Supposing all these proposals are implemented then Britain will be well on the way to joining those countries where the disclosure of any information damaging to the government is punishable. Offences range from revealing war crimes to disclosing trivial failures. The Indian government would like to silence anybody revealing the true death toll in the Covid-19 epidemic; Turkey has jailed journalists for writing that it had supplied weapons to al-Qaeda-type organisations; the Egyptian government once stopped an academic from publishing a paper showing that more Egyptian farmers were going blind because of the spread of a waterborne parasite.
Britain does not have the same tradition of authoritarian censorship, but freedom of expression here is more fragile than it looks for two reasons. The Johnson administration has been more moderate than many nativist populist governments that have taken power around the world over the last decade. But it shares with them a strategy of systematic threat-inflation, frequently modelled on the agenda of the Republican Party in the US. In the paper cited above, Patel speaks of the necessity of introducing voter IDs and combating foreign powers interfering in British elections.

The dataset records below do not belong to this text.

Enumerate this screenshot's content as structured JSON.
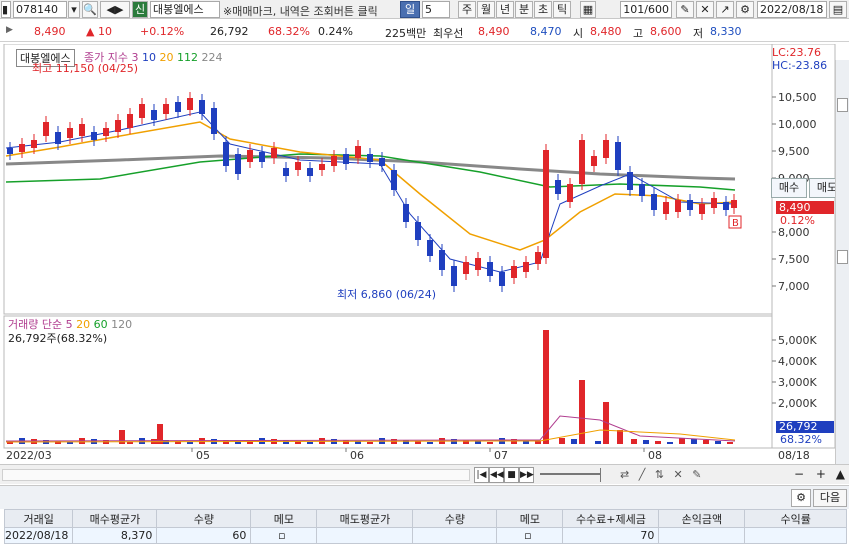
{
  "toolbar": {
    "code": "078140",
    "stock_badge": "신",
    "stock_name": "대봉엘에스",
    "notice": "※매매마크, 내역은 조회버튼 클릭",
    "period_selected": "일",
    "period_count": "5",
    "periods": [
      "주",
      "월",
      "년",
      "분",
      "초",
      "틱"
    ],
    "page": "101",
    "page_total": "/600",
    "date": "2022/08/18"
  },
  "quote": {
    "price": "8,490",
    "change": "10",
    "change_pct": "+0.12%",
    "volume": "26,792",
    "vol_pct": "68.32%",
    "turnover": "0.24%",
    "rank": "225백만",
    "best_label": "최우선",
    "ask": "8,490",
    "bid": "8,470",
    "open_label": "시",
    "open": "8,480",
    "high_label": "고",
    "high": "8,600",
    "low_label": "저",
    "low": "8,330"
  },
  "price_panel": {
    "stock_label": "대봉엘에스",
    "ma_label": "종가 지수 3",
    "ma_periods": [
      {
        "v": "10",
        "color": "#1f3fbf"
      },
      {
        "v": "20",
        "color": "#f0a000"
      },
      {
        "v": "112",
        "color": "#16a02a"
      },
      {
        "v": "224",
        "color": "#888888"
      }
    ],
    "lc": "LC:23.76",
    "hc": "HC:-23.86",
    "high_note": "최고 11,150 (04/25)",
    "low_note": "최저 6,860 (06/24)",
    "price_tag": "8,490",
    "pct_tag": "0.12%",
    "marker": "B",
    "y_ticks": [
      "10,500",
      "10,000",
      "9,500",
      "9,000",
      "8,000",
      "7,500",
      "7,000"
    ],
    "buy_btn": "매수",
    "sell_btn": "매도"
  },
  "volume_panel": {
    "label": "거래량",
    "ma_label": "단순 5",
    "ma_periods": [
      {
        "v": "20",
        "color": "#f0a000"
      },
      {
        "v": "60",
        "color": "#16a02a"
      },
      {
        "v": "120",
        "color": "#888888"
      }
    ],
    "current": "26,792주(68.32%)",
    "tag": "26,792",
    "tag_pct": "68.32%",
    "y_ticks": [
      "5,000K",
      "4,000K",
      "3,000K",
      "2,000K"
    ]
  },
  "x_axis": [
    "2022/03",
    "05",
    "06",
    "07",
    "08",
    "08/18"
  ],
  "bottom": {
    "next_btn": "다음",
    "columns": [
      "거래일",
      "매수평균가",
      "수량",
      "메모",
      "매도평균가",
      "수량",
      "메모",
      "수수료+제세금",
      "손익금액",
      "수익률"
    ],
    "rows": [
      [
        "2022/08/18",
        "8,370",
        "60",
        "",
        "",
        "",
        "",
        "70",
        "",
        ""
      ]
    ]
  }
}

A second feature of British culture makes the country particularly open to the belief that somewhere in the heart of government lie informational crown jewels, well-guarded secrets so important that their disclosure would pose an existential threat to us all. Such a myth is central to the plot of thousands of spy novels and films. But in my experience as a journalist few such earth-shaking secrets exist and what many people think of as a secret is either trivial or can be deduced by any reasonably well-informed person.
The disclosures by Dominic Cummings, recently in the top ranks of government as Boris Johnson’s chief of staff, are a good example of what might be termed “the fallacy of the state secret”. For more than seven hours he testified to a parliamentary committee about the inner workings and personal likes and dislikes within the Johnson government. He made damaging allegations about Hancock, Johnson, inadequate preparations for the Covid-19 pandemic, the failure to protect care homes and shambolic mistakes in calling the second lockdown.
Yet none of these revelations were “secrets” in any sense of the word since the facts about these disastrous decisions and decision-makers had long been obvious. What made Cummings’s testimony so fascinating was that it provided eye-witness confirmation of what most people already knew.
Much the same is true of the Wikileaks publication of hundreds of thousands of classified US diplomatic and military cables in 2010 for which Julian Assange is currently incarcerated in Belmarsh high security prison in London. Despite the best effort of the US government to prove the opposite, these supposed “secrets” revealed little that was not known previously, deeply embarrassing though it was for the US government to see proof that its helicopters were machine-gunning civilians in the streets of Baghdad.
To try to maintain the classic spy movie narrative that secrets betrayed means that there is blood on the hands of the betrayers, the US army set up a task force to try to find a US agent who had died because of the Wikileaks revelations. But after long researches the team of 120 counterintelligence officers failed to find a single person, among the thousands of American agents and secret sources in Afghanistan and Iraq, who could be shown to have died because of the revelations.
The real reason why governments fight so hard to maintain their monopoly control over information is not to keep security secrets vital to the nation, but to use or leak that information themselves.
They know that it is one of the key levers of their power and will persecute and punish anybody who tries to take it from them. As Ben Worthy puts it, the struggle, which people imagine is about keeping secrets, is really about who discloses them and is consequently “a battle to control the news agenda”.